105

La noche ya había caído sobre Rosslyn.

Robert Langdon estaba solo en el porche de la casa, complacido con las risas y las conversaciones que le llegaban desde el otro lado de la mosquitera. El café brasileño bien cargado que se estaba tomando le ayudaba a superar el creciente cansancio, aunque se temía que el efecto no iba a durarle mucho, porque sentía que su cuerpo estaba llegando al límite de la extenuación.

—Ha salido discretamente —le dijo una voz a sus espaldas.

Se volvió y vio a la abuela de Sophie. El pelo canoso le brillaba en la noche. Su nombre, durante los últimos veintiocho años, había sido Marie Chauvel.

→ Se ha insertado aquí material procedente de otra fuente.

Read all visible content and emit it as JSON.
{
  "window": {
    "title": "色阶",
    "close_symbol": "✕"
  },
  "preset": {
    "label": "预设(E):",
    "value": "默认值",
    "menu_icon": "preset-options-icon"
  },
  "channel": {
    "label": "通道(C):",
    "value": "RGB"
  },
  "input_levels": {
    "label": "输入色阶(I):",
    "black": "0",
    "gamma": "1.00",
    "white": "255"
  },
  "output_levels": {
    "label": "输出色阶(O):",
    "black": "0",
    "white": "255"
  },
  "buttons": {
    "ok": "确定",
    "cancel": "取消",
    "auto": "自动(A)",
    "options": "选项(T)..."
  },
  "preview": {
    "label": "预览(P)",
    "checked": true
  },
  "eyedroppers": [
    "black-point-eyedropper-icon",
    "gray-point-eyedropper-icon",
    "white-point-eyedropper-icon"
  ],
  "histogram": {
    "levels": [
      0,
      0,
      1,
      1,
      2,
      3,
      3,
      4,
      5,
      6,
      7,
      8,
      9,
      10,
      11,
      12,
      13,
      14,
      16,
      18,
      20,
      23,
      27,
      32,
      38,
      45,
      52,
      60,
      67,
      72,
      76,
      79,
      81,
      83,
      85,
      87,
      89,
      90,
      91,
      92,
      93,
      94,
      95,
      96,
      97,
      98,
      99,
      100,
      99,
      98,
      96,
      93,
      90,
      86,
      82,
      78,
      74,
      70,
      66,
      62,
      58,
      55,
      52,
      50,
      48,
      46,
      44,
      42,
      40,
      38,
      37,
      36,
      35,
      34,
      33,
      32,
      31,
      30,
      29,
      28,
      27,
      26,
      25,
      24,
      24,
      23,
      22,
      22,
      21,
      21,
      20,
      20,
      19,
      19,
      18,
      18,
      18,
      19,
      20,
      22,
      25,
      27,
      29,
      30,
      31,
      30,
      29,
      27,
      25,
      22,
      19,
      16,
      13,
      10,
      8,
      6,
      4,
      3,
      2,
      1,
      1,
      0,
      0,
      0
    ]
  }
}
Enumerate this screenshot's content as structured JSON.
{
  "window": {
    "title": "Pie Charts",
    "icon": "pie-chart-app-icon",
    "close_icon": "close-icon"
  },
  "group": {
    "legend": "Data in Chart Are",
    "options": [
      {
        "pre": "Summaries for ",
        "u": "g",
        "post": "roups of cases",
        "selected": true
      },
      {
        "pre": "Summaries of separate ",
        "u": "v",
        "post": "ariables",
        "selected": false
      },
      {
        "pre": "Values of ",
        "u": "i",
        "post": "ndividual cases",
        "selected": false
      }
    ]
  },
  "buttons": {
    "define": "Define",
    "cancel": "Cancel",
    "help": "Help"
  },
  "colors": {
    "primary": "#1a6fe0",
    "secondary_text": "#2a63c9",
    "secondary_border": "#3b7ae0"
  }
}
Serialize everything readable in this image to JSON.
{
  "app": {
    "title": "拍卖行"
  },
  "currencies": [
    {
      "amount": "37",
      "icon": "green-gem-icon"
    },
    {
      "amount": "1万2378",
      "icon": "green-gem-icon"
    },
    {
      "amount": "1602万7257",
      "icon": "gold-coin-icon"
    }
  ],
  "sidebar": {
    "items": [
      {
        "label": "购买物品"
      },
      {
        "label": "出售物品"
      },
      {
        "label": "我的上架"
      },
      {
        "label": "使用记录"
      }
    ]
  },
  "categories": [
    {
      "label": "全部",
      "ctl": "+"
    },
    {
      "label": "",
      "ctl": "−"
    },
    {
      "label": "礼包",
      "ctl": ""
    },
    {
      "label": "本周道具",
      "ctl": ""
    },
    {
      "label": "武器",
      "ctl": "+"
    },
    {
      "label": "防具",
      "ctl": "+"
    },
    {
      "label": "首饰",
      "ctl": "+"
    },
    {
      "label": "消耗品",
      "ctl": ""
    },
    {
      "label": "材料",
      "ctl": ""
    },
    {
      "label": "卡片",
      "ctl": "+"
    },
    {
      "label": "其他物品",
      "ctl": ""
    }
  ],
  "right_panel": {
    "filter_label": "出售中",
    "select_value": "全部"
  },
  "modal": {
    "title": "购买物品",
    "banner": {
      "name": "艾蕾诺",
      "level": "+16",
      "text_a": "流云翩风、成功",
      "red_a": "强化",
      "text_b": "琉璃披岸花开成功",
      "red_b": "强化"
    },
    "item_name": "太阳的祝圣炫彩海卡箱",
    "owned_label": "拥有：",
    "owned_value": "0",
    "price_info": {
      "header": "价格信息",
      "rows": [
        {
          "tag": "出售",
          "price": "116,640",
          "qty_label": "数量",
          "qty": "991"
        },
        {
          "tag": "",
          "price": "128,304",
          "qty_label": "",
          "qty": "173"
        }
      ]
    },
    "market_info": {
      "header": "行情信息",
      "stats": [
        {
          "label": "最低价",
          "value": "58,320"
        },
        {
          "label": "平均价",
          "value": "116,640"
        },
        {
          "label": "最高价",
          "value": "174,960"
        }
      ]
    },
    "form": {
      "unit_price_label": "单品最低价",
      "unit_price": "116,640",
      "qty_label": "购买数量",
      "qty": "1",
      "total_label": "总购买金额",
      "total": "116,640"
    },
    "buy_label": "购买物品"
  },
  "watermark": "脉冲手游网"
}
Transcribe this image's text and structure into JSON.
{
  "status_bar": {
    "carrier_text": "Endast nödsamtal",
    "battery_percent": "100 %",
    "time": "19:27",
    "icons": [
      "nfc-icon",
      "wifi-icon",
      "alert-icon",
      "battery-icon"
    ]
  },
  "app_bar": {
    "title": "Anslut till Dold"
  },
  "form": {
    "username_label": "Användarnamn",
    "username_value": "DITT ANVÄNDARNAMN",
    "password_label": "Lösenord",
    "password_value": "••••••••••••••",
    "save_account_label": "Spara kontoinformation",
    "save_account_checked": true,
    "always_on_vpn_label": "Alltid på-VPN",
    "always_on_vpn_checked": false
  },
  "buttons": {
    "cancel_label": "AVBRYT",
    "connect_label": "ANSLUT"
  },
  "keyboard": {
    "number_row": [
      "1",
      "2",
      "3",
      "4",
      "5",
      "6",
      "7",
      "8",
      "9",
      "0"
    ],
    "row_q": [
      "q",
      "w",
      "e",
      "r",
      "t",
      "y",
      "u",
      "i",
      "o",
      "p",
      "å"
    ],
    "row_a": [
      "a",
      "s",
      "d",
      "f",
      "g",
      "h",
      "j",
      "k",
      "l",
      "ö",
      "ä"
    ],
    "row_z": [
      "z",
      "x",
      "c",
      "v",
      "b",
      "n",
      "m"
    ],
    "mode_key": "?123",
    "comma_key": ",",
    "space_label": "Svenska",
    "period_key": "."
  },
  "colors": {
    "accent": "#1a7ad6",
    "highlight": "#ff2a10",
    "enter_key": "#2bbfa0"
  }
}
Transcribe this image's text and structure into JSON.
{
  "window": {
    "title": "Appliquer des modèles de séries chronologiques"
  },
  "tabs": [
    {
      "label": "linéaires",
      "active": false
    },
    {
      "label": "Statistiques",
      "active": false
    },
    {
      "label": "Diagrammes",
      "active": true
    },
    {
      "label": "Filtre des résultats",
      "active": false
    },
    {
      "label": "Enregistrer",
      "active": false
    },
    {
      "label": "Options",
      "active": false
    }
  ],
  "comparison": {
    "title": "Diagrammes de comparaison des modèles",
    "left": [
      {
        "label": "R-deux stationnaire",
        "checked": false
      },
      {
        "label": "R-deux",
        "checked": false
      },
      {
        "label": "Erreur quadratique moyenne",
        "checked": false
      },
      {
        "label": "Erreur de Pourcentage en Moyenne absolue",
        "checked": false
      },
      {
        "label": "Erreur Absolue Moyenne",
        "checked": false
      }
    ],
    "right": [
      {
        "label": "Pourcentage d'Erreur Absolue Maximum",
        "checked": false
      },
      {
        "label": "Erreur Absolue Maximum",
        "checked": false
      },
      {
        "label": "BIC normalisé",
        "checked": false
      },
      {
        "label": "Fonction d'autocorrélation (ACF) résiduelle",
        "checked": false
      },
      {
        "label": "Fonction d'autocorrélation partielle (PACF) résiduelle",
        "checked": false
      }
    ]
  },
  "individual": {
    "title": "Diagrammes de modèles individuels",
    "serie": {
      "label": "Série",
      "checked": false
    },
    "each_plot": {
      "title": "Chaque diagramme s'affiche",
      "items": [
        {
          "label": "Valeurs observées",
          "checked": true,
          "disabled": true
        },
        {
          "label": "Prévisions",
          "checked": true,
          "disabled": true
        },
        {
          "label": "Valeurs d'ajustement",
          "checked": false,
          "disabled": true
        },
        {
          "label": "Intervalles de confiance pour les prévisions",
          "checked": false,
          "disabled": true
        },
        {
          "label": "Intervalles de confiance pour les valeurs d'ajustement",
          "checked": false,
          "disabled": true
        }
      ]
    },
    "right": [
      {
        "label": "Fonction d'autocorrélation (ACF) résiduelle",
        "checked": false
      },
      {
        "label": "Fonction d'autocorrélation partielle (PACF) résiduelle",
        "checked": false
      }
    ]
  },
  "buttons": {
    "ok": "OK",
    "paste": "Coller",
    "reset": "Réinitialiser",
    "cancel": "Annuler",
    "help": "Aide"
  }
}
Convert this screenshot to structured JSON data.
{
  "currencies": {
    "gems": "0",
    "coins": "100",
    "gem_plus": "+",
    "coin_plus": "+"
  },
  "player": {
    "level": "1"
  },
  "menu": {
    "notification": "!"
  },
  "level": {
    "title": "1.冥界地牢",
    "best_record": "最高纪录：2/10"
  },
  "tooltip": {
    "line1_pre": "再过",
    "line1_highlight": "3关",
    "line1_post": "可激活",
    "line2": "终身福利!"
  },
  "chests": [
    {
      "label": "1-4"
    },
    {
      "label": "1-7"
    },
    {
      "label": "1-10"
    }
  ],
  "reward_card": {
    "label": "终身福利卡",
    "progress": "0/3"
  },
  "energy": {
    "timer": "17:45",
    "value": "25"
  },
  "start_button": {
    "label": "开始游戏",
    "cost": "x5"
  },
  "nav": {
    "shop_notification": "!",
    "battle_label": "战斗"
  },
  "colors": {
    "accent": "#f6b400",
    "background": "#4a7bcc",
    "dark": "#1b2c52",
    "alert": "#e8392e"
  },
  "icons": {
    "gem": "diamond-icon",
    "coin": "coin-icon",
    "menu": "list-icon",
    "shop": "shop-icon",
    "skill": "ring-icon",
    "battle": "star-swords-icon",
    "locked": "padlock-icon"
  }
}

Langdon le sonrió, cansado.

—Me ha parecido que la familia tenía que estar un rato a solas. Por la ventana veía a Sophie charlando con su hermano. Marie se puso a su lado.

—Señor Langdon, cuando he oído por primera vez la noticia del asesinato de Jacques, he temido por la integridad física de Sophie. Al verla frente a mi casa esta tarde he sentido el mayor alivio de mi vida. Nunca le estaré lo bastante agradecida.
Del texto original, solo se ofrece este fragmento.